Did adding that “Deny All” in htaccess actually solve the problem?
No – it doesn’t work. 🙁
WordPress fixed the vulnerability so that XMLRPC.PHP cannot be used in post 3.5.1 installations. But the compromised Websites and scripts don’t know in advance if any given Website is still vulnerable so they will continue to probe.
By denying access to the script you prevent other sites from activating it. That means you won’t get any trackbacks or pings. But they will still try to get to it.
If you look at your error log reports every day you’ll be able to cull the IP addresses that are looking for XMLRPC.PHP and you can decide whether to block them (or their AS records, which look like aaa.bbb.ccc.ddd/nn).
You can also use the RENAME WP-LOGIN plugin to stop the brute force dictionary attacks from trying to figure out your admin credentials. By culling IP addresses from your error log files you’ll be able to block more compromised Web servers.

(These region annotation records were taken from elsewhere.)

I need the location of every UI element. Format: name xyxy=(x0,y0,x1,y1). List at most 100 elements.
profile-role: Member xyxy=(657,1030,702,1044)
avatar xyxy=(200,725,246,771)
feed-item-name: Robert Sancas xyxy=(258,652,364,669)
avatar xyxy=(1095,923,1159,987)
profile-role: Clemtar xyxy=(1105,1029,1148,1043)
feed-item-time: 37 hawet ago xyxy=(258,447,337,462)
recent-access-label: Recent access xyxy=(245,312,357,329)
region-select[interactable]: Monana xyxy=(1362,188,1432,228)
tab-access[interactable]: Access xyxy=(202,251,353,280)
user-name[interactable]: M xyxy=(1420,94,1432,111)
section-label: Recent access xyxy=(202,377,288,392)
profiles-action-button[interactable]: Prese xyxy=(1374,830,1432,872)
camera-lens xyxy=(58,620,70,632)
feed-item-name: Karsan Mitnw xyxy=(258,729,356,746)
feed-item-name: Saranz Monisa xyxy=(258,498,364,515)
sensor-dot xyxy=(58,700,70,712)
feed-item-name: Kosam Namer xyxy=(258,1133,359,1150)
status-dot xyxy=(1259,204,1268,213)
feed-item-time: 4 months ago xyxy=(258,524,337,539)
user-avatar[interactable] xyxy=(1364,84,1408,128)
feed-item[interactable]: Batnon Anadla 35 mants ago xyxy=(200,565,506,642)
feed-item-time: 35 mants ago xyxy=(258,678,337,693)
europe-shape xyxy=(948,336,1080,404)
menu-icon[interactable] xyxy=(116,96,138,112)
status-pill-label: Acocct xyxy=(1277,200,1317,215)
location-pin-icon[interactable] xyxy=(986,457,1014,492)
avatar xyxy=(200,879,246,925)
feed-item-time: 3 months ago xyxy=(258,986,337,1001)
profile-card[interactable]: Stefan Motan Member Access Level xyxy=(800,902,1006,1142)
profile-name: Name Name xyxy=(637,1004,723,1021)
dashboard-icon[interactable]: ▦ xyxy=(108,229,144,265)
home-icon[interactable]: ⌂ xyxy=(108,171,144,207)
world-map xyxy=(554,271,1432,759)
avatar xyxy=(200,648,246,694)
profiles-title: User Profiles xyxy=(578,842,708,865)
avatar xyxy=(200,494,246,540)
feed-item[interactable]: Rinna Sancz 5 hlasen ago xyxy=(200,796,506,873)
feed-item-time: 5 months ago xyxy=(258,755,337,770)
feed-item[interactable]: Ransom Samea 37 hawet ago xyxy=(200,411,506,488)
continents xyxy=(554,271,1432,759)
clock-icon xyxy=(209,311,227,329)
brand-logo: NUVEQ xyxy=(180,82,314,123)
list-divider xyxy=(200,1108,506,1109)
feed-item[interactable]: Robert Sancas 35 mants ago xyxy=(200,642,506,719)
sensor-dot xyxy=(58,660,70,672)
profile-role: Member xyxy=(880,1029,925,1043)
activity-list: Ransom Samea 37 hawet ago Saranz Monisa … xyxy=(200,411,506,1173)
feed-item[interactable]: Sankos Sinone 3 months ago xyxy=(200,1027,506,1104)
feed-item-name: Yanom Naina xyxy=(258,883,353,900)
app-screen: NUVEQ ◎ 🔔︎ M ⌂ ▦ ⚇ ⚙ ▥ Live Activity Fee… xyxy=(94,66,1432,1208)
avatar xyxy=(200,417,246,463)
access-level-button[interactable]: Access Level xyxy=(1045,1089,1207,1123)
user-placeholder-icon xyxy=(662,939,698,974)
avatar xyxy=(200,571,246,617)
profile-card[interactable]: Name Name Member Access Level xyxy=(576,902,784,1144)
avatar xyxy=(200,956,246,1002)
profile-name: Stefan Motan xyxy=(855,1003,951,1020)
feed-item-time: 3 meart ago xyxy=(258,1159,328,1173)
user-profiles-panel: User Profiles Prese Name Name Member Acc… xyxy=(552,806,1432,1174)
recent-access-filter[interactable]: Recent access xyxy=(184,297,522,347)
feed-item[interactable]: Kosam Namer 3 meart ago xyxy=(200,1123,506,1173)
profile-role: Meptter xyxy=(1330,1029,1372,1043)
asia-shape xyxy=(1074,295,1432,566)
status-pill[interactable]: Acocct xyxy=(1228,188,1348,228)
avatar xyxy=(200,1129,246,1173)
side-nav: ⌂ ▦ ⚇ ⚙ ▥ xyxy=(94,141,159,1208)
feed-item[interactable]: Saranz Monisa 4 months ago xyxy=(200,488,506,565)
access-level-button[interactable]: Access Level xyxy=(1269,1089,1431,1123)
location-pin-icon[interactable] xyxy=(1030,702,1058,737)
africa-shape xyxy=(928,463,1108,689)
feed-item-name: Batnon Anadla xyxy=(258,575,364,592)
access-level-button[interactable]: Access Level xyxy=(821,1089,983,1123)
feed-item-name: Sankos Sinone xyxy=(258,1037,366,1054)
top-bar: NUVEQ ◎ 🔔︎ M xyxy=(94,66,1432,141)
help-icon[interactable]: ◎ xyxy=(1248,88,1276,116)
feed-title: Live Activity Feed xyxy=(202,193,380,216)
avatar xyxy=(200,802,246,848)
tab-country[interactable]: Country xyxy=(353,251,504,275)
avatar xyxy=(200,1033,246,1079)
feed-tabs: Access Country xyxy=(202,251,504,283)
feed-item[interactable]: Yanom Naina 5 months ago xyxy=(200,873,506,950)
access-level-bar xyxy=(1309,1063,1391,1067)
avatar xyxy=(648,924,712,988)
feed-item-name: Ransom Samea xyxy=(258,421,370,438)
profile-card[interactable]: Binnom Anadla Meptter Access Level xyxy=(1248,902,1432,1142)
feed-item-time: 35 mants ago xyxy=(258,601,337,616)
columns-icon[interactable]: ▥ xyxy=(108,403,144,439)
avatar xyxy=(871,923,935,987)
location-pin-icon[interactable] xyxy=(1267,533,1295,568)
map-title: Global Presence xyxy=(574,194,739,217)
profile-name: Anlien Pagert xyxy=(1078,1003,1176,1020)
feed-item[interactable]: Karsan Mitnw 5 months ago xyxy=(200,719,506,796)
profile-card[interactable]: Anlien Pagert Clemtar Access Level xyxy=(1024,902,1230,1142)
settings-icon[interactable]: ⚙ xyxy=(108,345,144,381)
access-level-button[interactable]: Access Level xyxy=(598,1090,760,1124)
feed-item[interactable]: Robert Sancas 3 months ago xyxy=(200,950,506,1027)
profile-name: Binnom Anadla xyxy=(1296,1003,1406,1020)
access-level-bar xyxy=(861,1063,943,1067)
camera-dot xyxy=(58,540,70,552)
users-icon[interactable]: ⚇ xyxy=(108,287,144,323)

Of course, as you block more servers some people will no longer be able to send email directly from their servers to you. But I have seen significant improvements in Website performance as my block lists have grown.
Well, I tried the .htaccess method it and it seems to have worked wonders. Site is much, much faster now. Worked almost instantly.
Is there any downside to this?
Keep an eye on your access logs. I was still getting serious traffic for xmlrpc.php – even after I added the .htaccess fix. The only thing that has stopped it has been to block by IP.
Interesting… I’ll keep my eye on it. Guess I could make some automated script to block any IP that hits more than X times. But those IPs change quickly.
So… anyone know if WP is looking into this? Seems like a serious enough problem that a patch is merited.
It’s not really a WordPress issue. I have Websites without WordPress that are being probed for these and other scripts. The problem is endemic and worldwide. Blocking ranges of IP addresses assigned to Web hosting providers will probably be the only effective way to stop this.
That, of course, kills Trackbacks except between trusted, whitelisted Websites.
Well, ~24 hours later we are still blazing fast. Its like night and day. The site has never been this fast. I’m hoping it lasts!
ESMI – do you know the command to check to see what (if anything) is hitting XMLRPC? I’m not great on the command line but I can follow orders.
I’ll check it out in a day or two but so far the .htaccess only solution is a miracle.
do you know the command to check to see what (if anything) is hitting XMLRPC?
I’m using raw access logs to monitor the situation.
I’m getting nowhere trying to block from htaccess or within Wordfence (when I can get to the site). I’ve tried:
Deny from all
…with no luck. I’m also manually adding a deny from and the offending IP addresses, but that isn’t working either. Sometimes it seemed to have stopped them, but then I see the same IP addresses attacking again.
I have one site that is being attacked on a regular basis… usually monthly but this time it I noticed it last night, thought I fixed it, and now I’ve been trying for hours to stop the attacks from probably a dozen or more IP addresses.
- The topic ‘xmlrpc.php attack on WordPress 3.8’ is closed to new replies.